Lost in the media memory hole is the fact that Brett Kavanaugh, then an adviser to President George W. Bush and one of his most controversial judicial appointees, had to go through the nomination process twice because of strenuous objection to his nomination, once in 2004 and again in 2006.

Roll Call recently reported, Democratic Senators Once Accused Potential Trump SCOTUS Pick of Offering Misleading Testimony:

Senators might find themselves debating whether the judge gave false testimony about detainee policy the last time he had a confirmation hearing.

That is in part because the two senators who suggested Kavanaugh may have misled them still serve on the Judiciary Committee.

Kavanaugh’s potential connection to the detention policies in the early 2000s stems from his work as a lawyer in the White House during the George W. Bush administration.

The question of what Kavanaugh knew about the interrogation programs was a topic of discussion during Senate consideration of his nomination to be a judge on the U.S. Court of Appeals for the D.C. Circuit.

Illinois Democratic Sen. Richard J. Durbin, the current minority whip and a long time member of the Judiciary Committee, asked Kavanaugh back in 2006 what he knew about the involvement of William J. Haynes II, who had been a Bush nominee for a Fourth Circuit seat, in developing detainee policies.

“Senator, I did not — I was not involved and am not involved in the questions about the rules governing detention of combatants — and so I do not have the involvement with that,” Kavanaugh said back in May 2006.

Kavanaugh was confirmed.

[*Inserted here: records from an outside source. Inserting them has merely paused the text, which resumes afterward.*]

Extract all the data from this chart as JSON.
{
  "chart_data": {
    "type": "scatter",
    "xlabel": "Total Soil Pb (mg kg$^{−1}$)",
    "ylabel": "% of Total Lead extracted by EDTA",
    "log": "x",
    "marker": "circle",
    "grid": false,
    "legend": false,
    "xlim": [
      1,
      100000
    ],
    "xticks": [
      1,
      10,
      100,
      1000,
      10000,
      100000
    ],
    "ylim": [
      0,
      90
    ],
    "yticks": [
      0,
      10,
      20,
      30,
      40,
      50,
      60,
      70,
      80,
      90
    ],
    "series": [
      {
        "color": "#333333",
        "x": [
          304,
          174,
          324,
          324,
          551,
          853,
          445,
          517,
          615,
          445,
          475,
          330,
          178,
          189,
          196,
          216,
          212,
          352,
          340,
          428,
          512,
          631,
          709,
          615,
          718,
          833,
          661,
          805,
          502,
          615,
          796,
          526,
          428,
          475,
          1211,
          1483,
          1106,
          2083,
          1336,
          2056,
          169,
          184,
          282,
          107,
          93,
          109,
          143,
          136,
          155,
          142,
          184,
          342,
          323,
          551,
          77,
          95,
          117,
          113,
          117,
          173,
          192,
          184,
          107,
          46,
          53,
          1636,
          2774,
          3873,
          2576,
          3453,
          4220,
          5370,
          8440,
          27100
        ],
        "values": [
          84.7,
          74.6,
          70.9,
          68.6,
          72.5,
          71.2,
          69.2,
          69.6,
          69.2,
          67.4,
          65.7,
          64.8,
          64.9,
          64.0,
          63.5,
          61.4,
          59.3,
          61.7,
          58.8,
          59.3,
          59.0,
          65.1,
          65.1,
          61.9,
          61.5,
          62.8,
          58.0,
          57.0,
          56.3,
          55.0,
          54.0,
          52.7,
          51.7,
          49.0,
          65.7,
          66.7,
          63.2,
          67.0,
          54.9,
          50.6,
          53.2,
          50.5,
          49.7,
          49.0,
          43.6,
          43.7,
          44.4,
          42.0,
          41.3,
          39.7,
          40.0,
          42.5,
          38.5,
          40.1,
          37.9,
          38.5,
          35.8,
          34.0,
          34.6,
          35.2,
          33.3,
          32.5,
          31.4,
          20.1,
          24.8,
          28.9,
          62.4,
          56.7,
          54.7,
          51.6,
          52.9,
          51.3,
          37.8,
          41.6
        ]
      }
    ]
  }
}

But the following year, news reports established that this answer was misleading at best, and lying to Congress at worst. NPR reported in 2007, Federal Judge Downplayed Role in Detainee Cases:

One of President Bush’s most controversial judicial appointees, Brett Kavanaugh, may have been less-than-forthright with Congress at a crucial hearing last year to confirm his appointment to a seat on the powerful federal appeals court in Washington, D.C.